More than twenty years after the disintegration of the Soviet Union, the universities, military academies, and specialized institutes of which we are so proud seem incapable of educating graduates well equipped to understand the world of the 21st century.

There are striking parallels between the language our “experts” used during the Cold War and the policies they recommended or enacted and what they say or their disciples say and do in our time. They fought  “communism” in the 1950s and beyond; now they are “fighting terrorism” or “fighting ISIS.”

Focusing on an alien and threatening ideology, one or two generations ago our experts understood the ideology’s power and appeal but did not take the time to understand the specific reasons why the ideology took root in some societies and not in others.

For this reason, the experts largely missed the significance of communist movements embedded in century-old struggles for cultural and political identity.  In Vietnam and other places such movements would have stood up to the communist colossi of the 20th century, the Soviet Union and China.  European colonialism and subsequent U.S. interventions drove the leaders of those movements in exactly the opposite direction.
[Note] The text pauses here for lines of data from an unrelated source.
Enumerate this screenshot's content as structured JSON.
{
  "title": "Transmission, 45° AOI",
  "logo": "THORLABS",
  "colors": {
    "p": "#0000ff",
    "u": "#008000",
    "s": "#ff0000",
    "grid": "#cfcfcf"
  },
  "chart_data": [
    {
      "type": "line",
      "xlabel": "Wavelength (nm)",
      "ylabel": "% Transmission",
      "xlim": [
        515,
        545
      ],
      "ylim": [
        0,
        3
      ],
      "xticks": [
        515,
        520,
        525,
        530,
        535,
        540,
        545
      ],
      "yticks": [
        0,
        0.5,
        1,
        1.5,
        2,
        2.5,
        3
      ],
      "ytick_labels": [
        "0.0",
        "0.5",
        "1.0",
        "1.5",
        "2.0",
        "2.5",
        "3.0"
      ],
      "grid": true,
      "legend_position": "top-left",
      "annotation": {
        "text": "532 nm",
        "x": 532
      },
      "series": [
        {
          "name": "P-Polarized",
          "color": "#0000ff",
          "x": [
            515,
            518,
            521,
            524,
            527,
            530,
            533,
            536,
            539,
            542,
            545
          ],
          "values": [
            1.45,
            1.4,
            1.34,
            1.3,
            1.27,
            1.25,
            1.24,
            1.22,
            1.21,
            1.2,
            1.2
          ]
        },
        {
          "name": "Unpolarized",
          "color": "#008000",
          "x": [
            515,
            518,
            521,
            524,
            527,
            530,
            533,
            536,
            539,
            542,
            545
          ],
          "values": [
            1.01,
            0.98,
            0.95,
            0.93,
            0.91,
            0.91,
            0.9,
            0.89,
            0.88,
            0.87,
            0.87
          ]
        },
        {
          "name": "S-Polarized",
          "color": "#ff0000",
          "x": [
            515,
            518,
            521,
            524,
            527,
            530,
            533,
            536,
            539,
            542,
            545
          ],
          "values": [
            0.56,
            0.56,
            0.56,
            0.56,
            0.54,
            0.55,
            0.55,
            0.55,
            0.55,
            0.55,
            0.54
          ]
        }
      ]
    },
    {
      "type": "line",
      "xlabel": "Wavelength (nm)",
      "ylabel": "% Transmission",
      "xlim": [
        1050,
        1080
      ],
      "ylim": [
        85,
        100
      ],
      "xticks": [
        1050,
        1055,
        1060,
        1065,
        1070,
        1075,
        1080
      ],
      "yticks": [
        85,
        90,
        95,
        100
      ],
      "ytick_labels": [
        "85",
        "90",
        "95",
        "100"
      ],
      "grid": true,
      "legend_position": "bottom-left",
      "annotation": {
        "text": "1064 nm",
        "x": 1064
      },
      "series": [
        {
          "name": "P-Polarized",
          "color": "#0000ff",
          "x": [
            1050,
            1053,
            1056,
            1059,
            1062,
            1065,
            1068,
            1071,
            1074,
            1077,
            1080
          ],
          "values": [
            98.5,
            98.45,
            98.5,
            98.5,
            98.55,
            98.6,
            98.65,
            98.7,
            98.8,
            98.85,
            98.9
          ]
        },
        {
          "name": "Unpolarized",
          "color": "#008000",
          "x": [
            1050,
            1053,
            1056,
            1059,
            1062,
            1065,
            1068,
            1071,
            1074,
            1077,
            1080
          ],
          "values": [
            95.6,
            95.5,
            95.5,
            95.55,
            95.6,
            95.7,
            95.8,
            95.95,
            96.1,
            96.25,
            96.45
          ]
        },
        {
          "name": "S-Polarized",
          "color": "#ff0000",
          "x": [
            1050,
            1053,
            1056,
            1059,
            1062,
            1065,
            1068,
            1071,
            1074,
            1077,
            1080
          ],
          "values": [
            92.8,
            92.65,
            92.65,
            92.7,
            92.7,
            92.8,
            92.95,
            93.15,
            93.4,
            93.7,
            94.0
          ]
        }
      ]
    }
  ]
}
In Cuba, the global war on communism continued for decades after the Soviet Union had packed up its military installations.

And so it is today. The global war on terror launched after the 9/11 attack was never a war against a major power like Communist Russia. It is a very expensive and wrong-headed endeavor to defeat an ideology, or more precisely a movement  — political Islam — that takes many different forms and whose leaders have widely different objectives, beyond, perhaps, a shared  resentment of economic and cultural domination by Western countries.

The tragic and continuing failure of our experts to understand a complex movement in its many local manifestations, their determination to “fight ISIS” as if it were a new incarnation of Soviet Russia or Mao’s China have had horrendous consequences, with no end in sight. States have been destroyed, social bonds and conventions shattered, fragile eco-systems damaged perhaps beyond repair.

The experts don’t seem to know what they have wrought; indeed, they are intent on cloning themselves. As it was said of the Bourbon rulers of France after the Revolution, they have forgotten nothing and learned nothing.